Sursum Corda is a lanky, fulsome, dense concert overture. Janacekian strings
probe and flicker sabre-like. Confidence does not exude from every bar; it
bursts forth in a torrent with a surge like that of Elgar's In The
South. This blood-rush is full of ecstatic shrills and the call of strange
birds. The typical 'deep cream' theme is lovingly pitched and rocked with
all the rich melodrama you could ask. Korngold tops each climax with the
hectic torrential invention of Szymanowski's concert overture (actually nowhere
near as dense as Szymanowski's early effort) or Enescu's first symphony.
It only suffers because its final five minutes give the impression that the
composer was trying out all sorts of endings until he found one that fitted.
It is the first time that I have heard the Baby Serenade (written
for son, George). This looks like a recording premiere (Korngold completists
will correct me if I am wrong). It still rushes pell-mell but is lighter
textured with an orchestra of jazz trumpet, 3 saxes, banjo, piano, harp,
percussion and strings. The sax darts and cants around and at times you feel
that the orchestra must be powered by some form of accelerant. The second
movement is a 'hearts and flowers' lied of reverberantly supercharged
and ghostly creaminess while the scherzino's motor horn cheekiness is played
to the hilt. The woodwind are in cherry-ripe form. The jazz movement is not
all that jazzy but you can tell what Korngold intended: very much a ghostly
street nocturne. The epilogue has hints of the traditional Christmas tune
O Tannenbaum and is agreeably sentimental; note the piano apparently
ticking out the moments to Christmas Day and the feathered the gong stroke.
More than a few subtle moments here.
Der Schneemann (1908) has been done before (several times). A more major
slice of the score is to be found on Chandos. The two very short excerpts
are good and the solo violin of Heinz Haunold is sweetness itself.
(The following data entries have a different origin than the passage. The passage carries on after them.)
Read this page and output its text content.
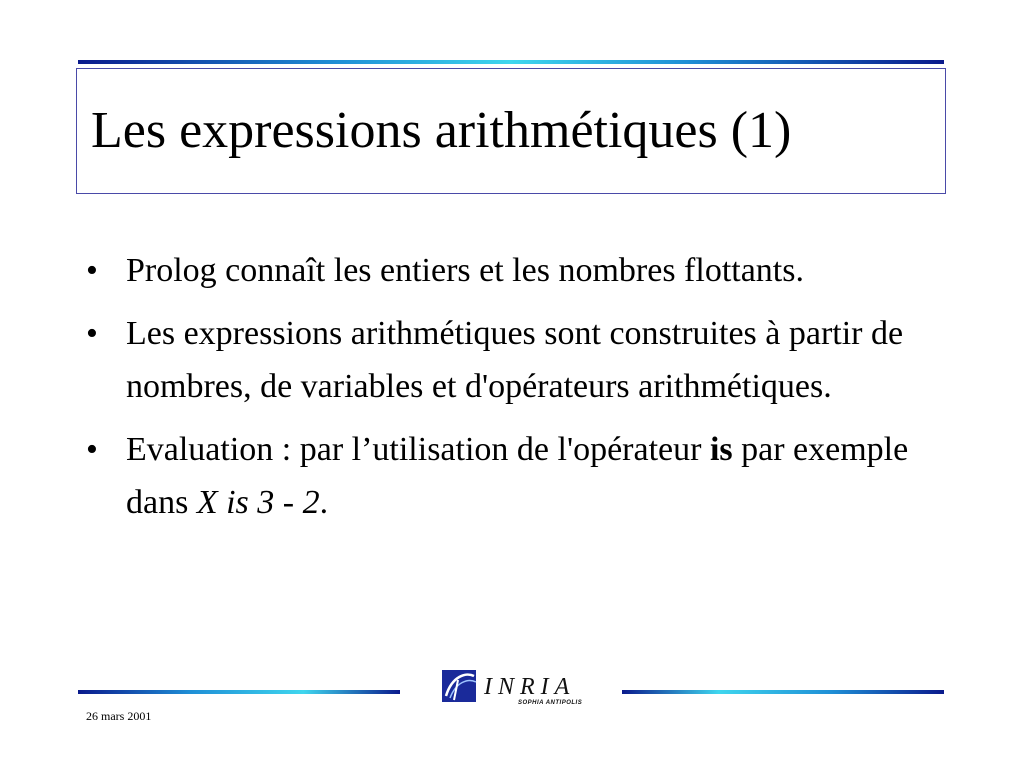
Les expressions arithmétiques (1)
• Prolog connaît les entiers et les nombres flottants.
• Les expressions arithmétiques sont construites à partir de nombres, de variables et d'opérateurs arithmétiques.
• Evaluation : par l’utilisation de l'opérateur is par exemple dans X is 3 - 2.
INRIA
SOPHIA ANTIPOLIS
26 mars 2001
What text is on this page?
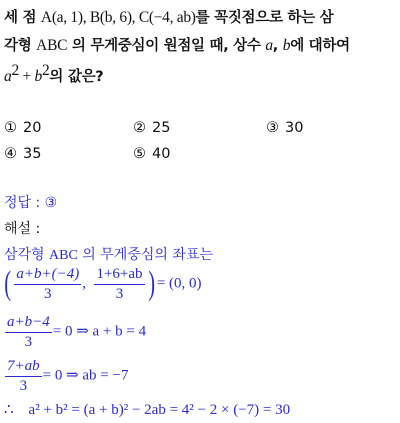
세 점 A(a, 1), B(b, 6), C(−4, ab)를 꼭짓점으로 하는 삼
각형 ABC 의 무게중심이 원점일 때, 상수 a, b에 대하여
$a^2 + b^2$의 값은?
① 20	② 25	③ 30
④ 35	⑤ 40
정답 : ③
해설 :
삼각형 ABC 의 무게중심의 좌표는
( $\frac{a+b+(-4)}{3}$ , $\frac{1+6+ab}{3}$ ) = (0, 0)
$\frac{a+b-4}{3} = 0$ ⇒ a + b = 4
$\frac{7+ab}{3} = 0$ ⇒ ab = −7
∴ a² + b² = (a + b)² − 2ab = 4² − 2 × (−7) = 30
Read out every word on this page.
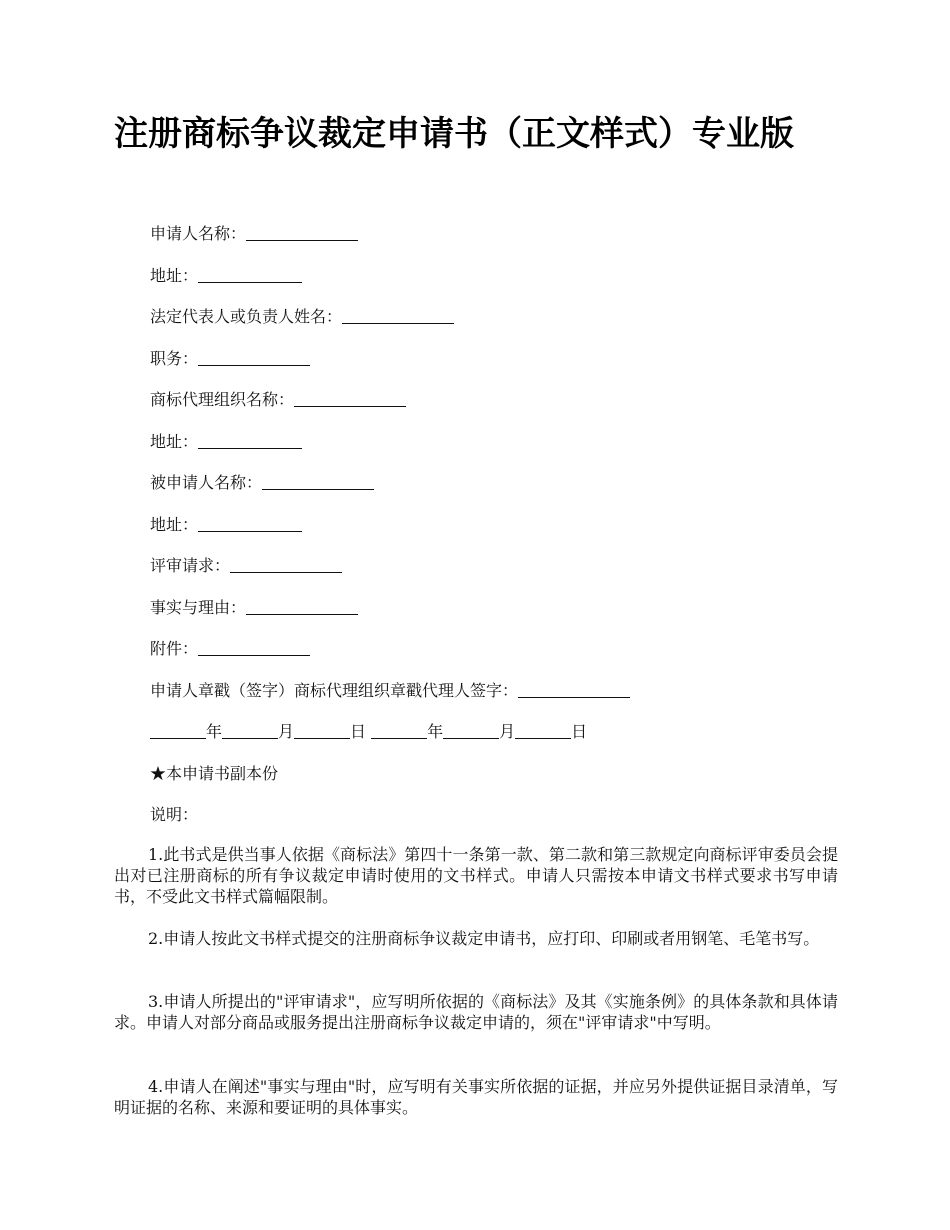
注册商标争议裁定申请书（正文样式）专业版
申请人名称：
地址：
法定代表人或负责人姓名：
职务：
商标代理组织名称：
地址：
被申请人名称：
地址：
评审请求：
事实与理由：
附件：
申请人章戳（签字）商标代理组织章戳代理人签字：
年	月	日	年	月	日
★本申请书副本份
说明：

1.此书式是供当事人依据《商标法》第四十一条第一款、第二款和第三款规定向商标评审委员会提出对已注册商标的所有争议裁定申请时使用的文书样式。申请人只需按本申请文书样式要求书写申请书，不受此文书样式篇幅限制。

2.申请人按此文书样式提交的注册商标争议裁定申请书，应打印、印刷或者用钢笔、毛笔书写。

3.申请人所提出的"评审请求"，应写明所依据的《商标法》及其《实施条例》的具体条款和具体请求。申请人对部分商品或服务提出注册商标争议裁定申请的，须在"评审请求"中写明。

4.申请人在阐述"事实与理由"时，应写明有关事实所依据的证据，并应另外提供证据目录清单，写明证据的名称、来源和要证明的具体事实。
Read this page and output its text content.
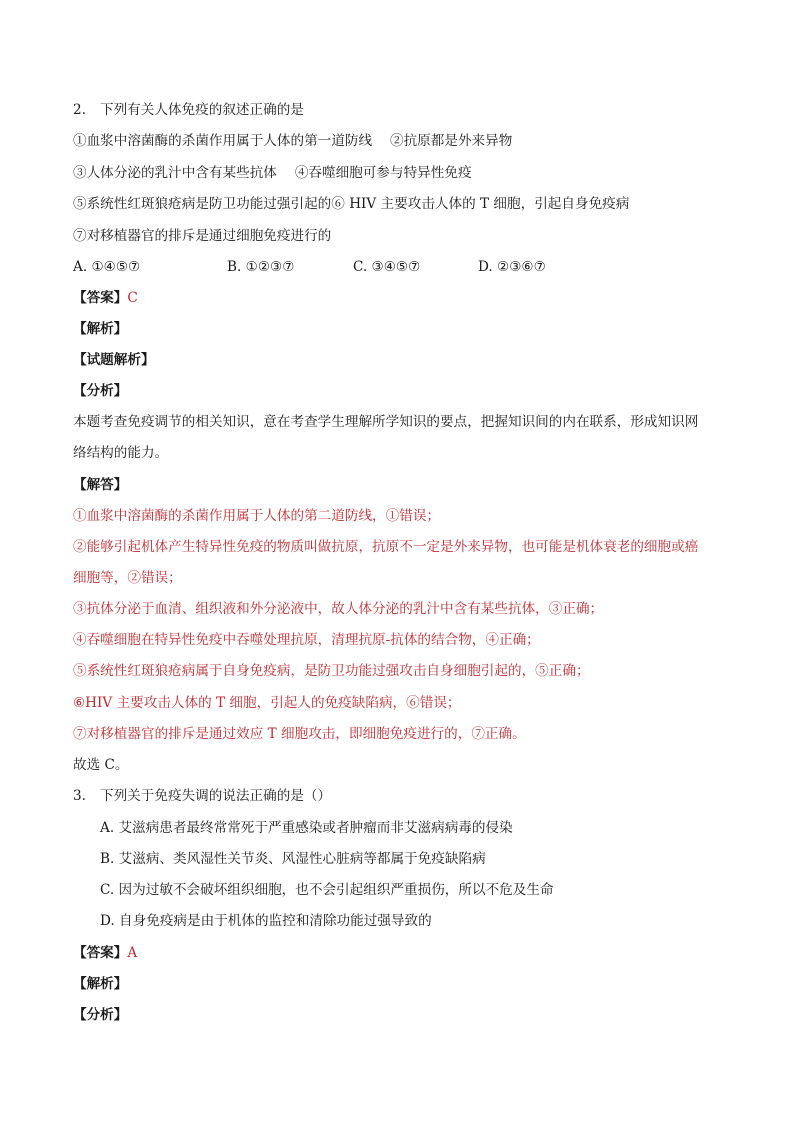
2. 下列有关人体免疫的叙述正确的是
①血浆中溶菌酶的杀菌作用属于人体的第一道防线　 ②抗原都是外来异物
③人体分泌的乳汁中含有某些抗体　 ④吞噬细胞可参与特异性免疫
⑤系统性红斑狼疮病是防卫功能过强引起的⑥ HIV 主要攻击人体的 T 细胞，引起自身免疫病
⑦对移植器官的排斥是通过细胞免疫进行的
A. ①④⑤⑦	B. ①②③⑦	C. ③④⑤⑦	D. ②③⑥⑦
【答案】C
【解析】
【试题解析】
【分析】
本题考查免疫调节的相关知识，意在考查学生理解所学知识的要点，把握知识间的内在联系，形成知识网
络结构的能力。
【解答】
①血浆中溶菌酶的杀菌作用属于人体的第二道防线，①错误；
②能够引起机体产生特异性免疫的物质叫做抗原，抗原不一定是外来异物，也可能是机体衰老的细胞或癌
细胞等，②错误；
③抗体分泌于血清、组织液和外分泌液中，故人体分泌的乳汁中含有某些抗体，③正确；
④吞噬细胞在特异性免疫中吞噬处理抗原，清理抗原-抗体的结合物，④正确；
⑤系统性红斑狼疮病属于自身免疫病，是防卫功能过强攻击自身细胞引起的，⑤正确；
⑥HIV 主要攻击人体的 T 细胞，引起人的免疫缺陷病，⑥错误；
⑦对移植器官的排斥是通过效应 T 细胞攻击，即细胞免疫进行的，⑦正确。
故选 C。
3. 下列关于免疫失调的说法正确的是（）
A. 艾滋病患者最终常常死于严重感染或者肿瘤而非艾滋病病毒的侵染
B. 艾滋病、类风湿性关节炎、风湿性心脏病等都属于免疫缺陷病
C. 因为过敏不会破坏组织细胞，也不会引起组织严重损伤，所以不危及生命
D. 自身免疫病是由于机体的监控和清除功能过强导致的
【答案】A
【解析】
【分析】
How long do we have to wait for a complete recording of the opera The
Wonder of Heliane? Going by this prelude I hope I get the chance to review
it. I also hope that Caspar Richter is selected as the conductor. For the
prelude imagine again the ripest Elgarian material - perhaps culled from
the second symphony - and then imagine it slowed and steadied with the
orchestration made transparent. The strings swoop, slide and fade with faultless
timing. The congestion of Sursum Corda is absent and the piece seems
more secure and fully rounded - balanced to perfection. The Waltonian brass
erupt, at first tactfully, then in glory as the great cortege moves onward:
tragic and happy, sad and confident - a melting angel cake of a piece. Utter
perfection.
The orchestra is in tip-top form as you might expect from their little known
recording of the Franz Schmidt Symphony No. 4 (conducted by Martin Sieghart)
on Chesky - review.
As you might expect the notes are by foremost Korngold authority, Brendan
Carroll, who now also seems to be branching out towards another late romantic
the Austrian, Joseph Marx. See Mr Carroll's notes for the very fine recording
of the Marx string quartets review.
Summing up: Great recording, richness and clarity; performances that are
not so much spirited as flaming. We must hear more from Caspar Richter and
the Linz orchestra. High recommendation.